Maputo, 20 Sep (AIM) – The Mozambican Competition Regulatory Authority (ARC) has allowed the publicly-owned fuel company, Petromoc, to take almost 100 per cent control of the aviation fuel business in the country – but on condition that it sell off half its shares in Maputo International Airport Fuelling Services (MIAFS) within a year.
The British Petroleum (BP) subsidiary in Mozambique submitted to the ARC on 24 July its intention to sell all the shares it held in MIAFS to Petromoc.
A Monday statement from the ARC raised no objection to this purchase, which means that Petromoc will own all the shares of MIAFS.
Before this sale, MIAFS was a joint venture between Petromoc and BP Moçambique, each owning 50 per cent of MIAFS, which operates depots for the supply of aviation fuels, the operation of the hydrant line, the design and construction of fuel storage depots and aircraft refuelling services at Maputo International Airport.
But this deal gives Petromoc a dominant position on the aviation fuel market, and so the ARC has ordered Petromoc to sell off at least half its shares in MIAFS within a year.

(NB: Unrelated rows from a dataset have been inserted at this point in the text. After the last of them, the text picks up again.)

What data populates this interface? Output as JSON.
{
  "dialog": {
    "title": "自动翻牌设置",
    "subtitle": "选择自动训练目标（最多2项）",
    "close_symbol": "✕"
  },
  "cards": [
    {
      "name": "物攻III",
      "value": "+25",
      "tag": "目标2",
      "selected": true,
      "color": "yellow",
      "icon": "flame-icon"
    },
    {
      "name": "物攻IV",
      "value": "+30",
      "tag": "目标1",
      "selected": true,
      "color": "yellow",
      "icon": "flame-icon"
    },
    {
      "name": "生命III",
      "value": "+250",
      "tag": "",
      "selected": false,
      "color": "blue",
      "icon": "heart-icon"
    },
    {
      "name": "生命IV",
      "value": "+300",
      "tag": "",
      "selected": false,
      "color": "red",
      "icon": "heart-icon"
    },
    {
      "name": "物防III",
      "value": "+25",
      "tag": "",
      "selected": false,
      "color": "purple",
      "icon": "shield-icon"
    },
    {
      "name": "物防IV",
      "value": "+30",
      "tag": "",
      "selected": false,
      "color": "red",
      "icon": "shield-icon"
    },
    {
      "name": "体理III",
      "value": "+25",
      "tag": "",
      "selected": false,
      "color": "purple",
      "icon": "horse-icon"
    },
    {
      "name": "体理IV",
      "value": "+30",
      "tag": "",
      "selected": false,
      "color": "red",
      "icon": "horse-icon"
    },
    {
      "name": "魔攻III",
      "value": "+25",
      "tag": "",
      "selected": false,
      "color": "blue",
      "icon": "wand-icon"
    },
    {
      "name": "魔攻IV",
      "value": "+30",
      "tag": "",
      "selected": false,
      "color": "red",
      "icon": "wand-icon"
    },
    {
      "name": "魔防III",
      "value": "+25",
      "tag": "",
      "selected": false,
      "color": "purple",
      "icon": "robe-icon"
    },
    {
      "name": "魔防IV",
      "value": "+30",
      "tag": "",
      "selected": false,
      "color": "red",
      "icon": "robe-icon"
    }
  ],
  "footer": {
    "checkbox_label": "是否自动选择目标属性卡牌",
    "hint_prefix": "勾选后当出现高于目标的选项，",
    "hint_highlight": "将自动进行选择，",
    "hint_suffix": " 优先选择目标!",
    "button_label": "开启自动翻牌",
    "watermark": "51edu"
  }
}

This, the ARC said, is intended to make the aviation fuel market less concentrated, in the hope that this will lead to lower prices, greater choice and “more effective competition”.
“By carrying out this operation, the structure of MIAFS’ share capital will be altered, with Petromoc becoming the sole shareholder, which puts it in a dominant position and could create obstacles to free competition, insofar as a significant part of Maputo’s aviation fuel storage infrastructures will be under the control of a single operator”, reads the ARC document.